Powershell is powerful. But if you forget that it's a scripting language, and approach it as a programming language, you (like me) may be thrown off, time and time again, by its certain... literalness.
I have a script that reads Powershell variable / value pairs from a file we shall call foo.conf . In other words, foo.conf looks like this:
$var1 = "bla1"
$var2 = "bla2"
$var3 = "bla3"
etc.
After reading the contents of this file, it needs to execute those variable assignments. It does it all in this line:
Get-Content("foo.conf") | ForEach-Object { Invoke-Expression($_) }
If foo.conf
has empty lines, those values of $_
will be empty. And when it tries to execute Invoke-Expression($_)
, it will give an error about not being able to invoke a command with an empty argument, or something like that. It's takes time to figure out that the empty argument is due to the empty line in foo.conf
, because, depending on what text editor you use, you may not even notice an empty line at the end of the file. (I use emacs, and it does not show me empty lines. Perhaps there is some mode that would show it, but it didn't even occur to me that I would ever need such a thing.)

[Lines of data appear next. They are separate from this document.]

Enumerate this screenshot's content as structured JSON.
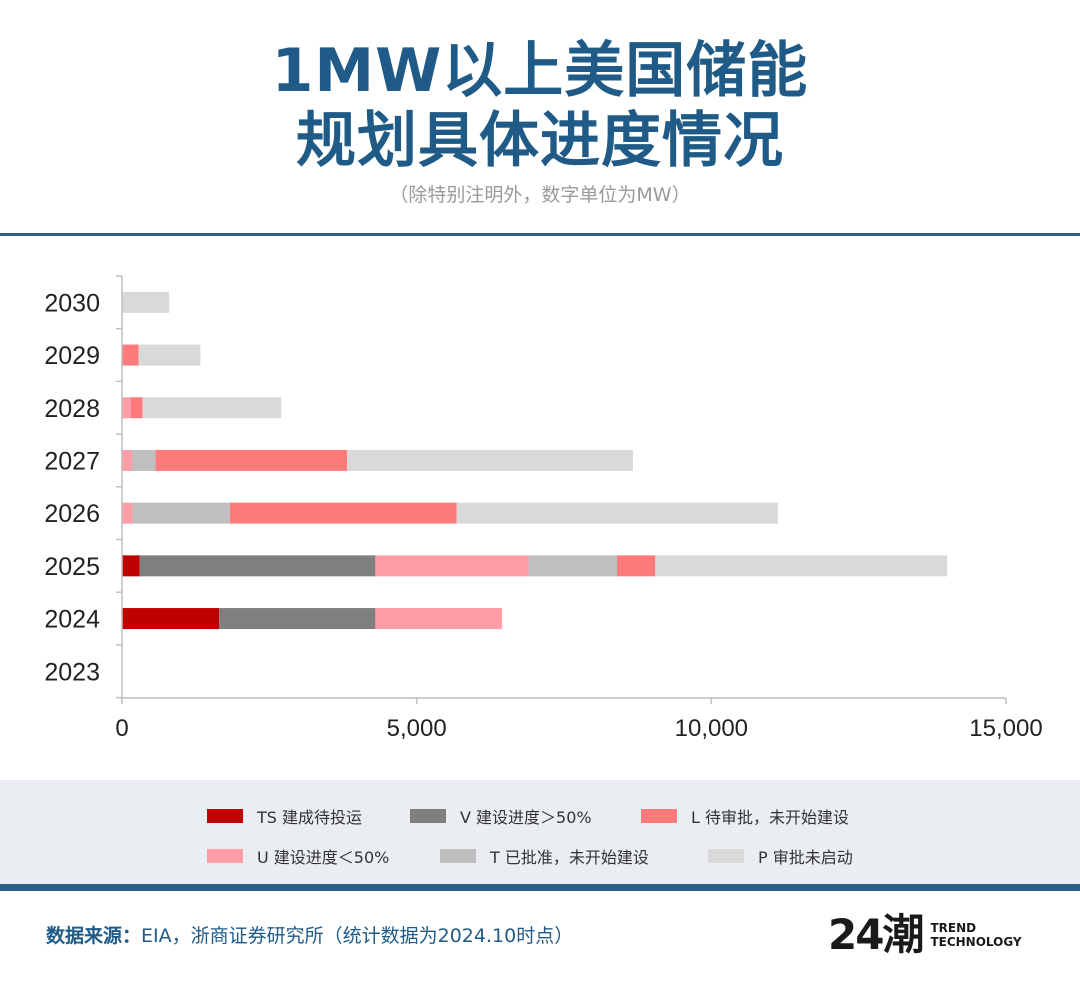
{
  "header": {
    "title_line1": "1MW以上美国储能",
    "title_line2": "规划具体进度情况",
    "subtitle": "（除特别注明外，数字单位为MW）"
  },
  "chart_data": {
    "type": "bar",
    "orientation": "horizontal",
    "stacked": true,
    "title": "1MW以上美国储能规划具体进度情况",
    "unit": "MW",
    "categories": [
      "2030",
      "2029",
      "2028",
      "2027",
      "2026",
      "2025",
      "2024",
      "2023"
    ],
    "xlim": [
      0,
      15000
    ],
    "xticks": [
      0,
      5000,
      10000,
      15000
    ],
    "xtick_labels": [
      "0",
      "5,000",
      "10,000",
      "15,000"
    ],
    "grid": false,
    "legend_position": "bottom",
    "series": [
      {
        "name": "TS 建成待投运",
        "color": "#c00000",
        "values": [
          0,
          0,
          0,
          0,
          0,
          300,
          1650,
          0
        ]
      },
      {
        "name": "V 建设进度＞50%",
        "color": "#7f7f7f",
        "values": [
          0,
          0,
          0,
          0,
          0,
          4000,
          2650,
          0
        ]
      },
      {
        "name": "U 建设进度＜50%",
        "color": "#ff9da6",
        "values": [
          0,
          0,
          150,
          170,
          180,
          2600,
          2150,
          0
        ]
      },
      {
        "name": "T 已批准，未开始建设",
        "color": "#bfbfbf",
        "values": [
          0,
          0,
          0,
          400,
          1650,
          1500,
          0,
          0
        ]
      },
      {
        "name": "L 待审批，未开始建设",
        "color": "#ff7b7b",
        "values": [
          0,
          280,
          200,
          3250,
          3850,
          650,
          0,
          0
        ]
      },
      {
        "name": "P 审批未启动",
        "color": "#d9d9d9",
        "values": [
          800,
          1050,
          2350,
          4850,
          5450,
          4950,
          0,
          0
        ]
      }
    ]
  },
  "legend": {
    "items": [
      {
        "label": "TS 建成待投运",
        "color": "#c00000"
      },
      {
        "label": "V 建设进度＞50%",
        "color": "#7f7f7f"
      },
      {
        "label": "L 待审批，未开始建设",
        "color": "#ff7b7b"
      },
      {
        "label": "U 建设进度＜50%",
        "color": "#ff9da6"
      },
      {
        "label": "T 已批准，未开始建设",
        "color": "#bfbfbf"
      },
      {
        "label": "P 审批未启动",
        "color": "#d9d9d9"
      }
    ]
  },
  "footer": {
    "source_label": "数据来源：",
    "source_text": "EIA，浙商证券研究所（统计数据为2024.10时点）",
    "logo_mark": "24潮",
    "logo_line1": "TREND",
    "logo_line2": "TECHNOLOGY"
  }
}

You are probably asking, why can't I just dot-source foo.conf
? Well, for that it would have to have a .ps1
extension -- you can't dot-source a file Powershell doesn't recognize as a script. But since this file of name-value pairs is essentially a configuration file, that's a reason to give it a .conf
extension -- maybe all the configuration files in your project have such extensions, and you don't want to deviate from the convention.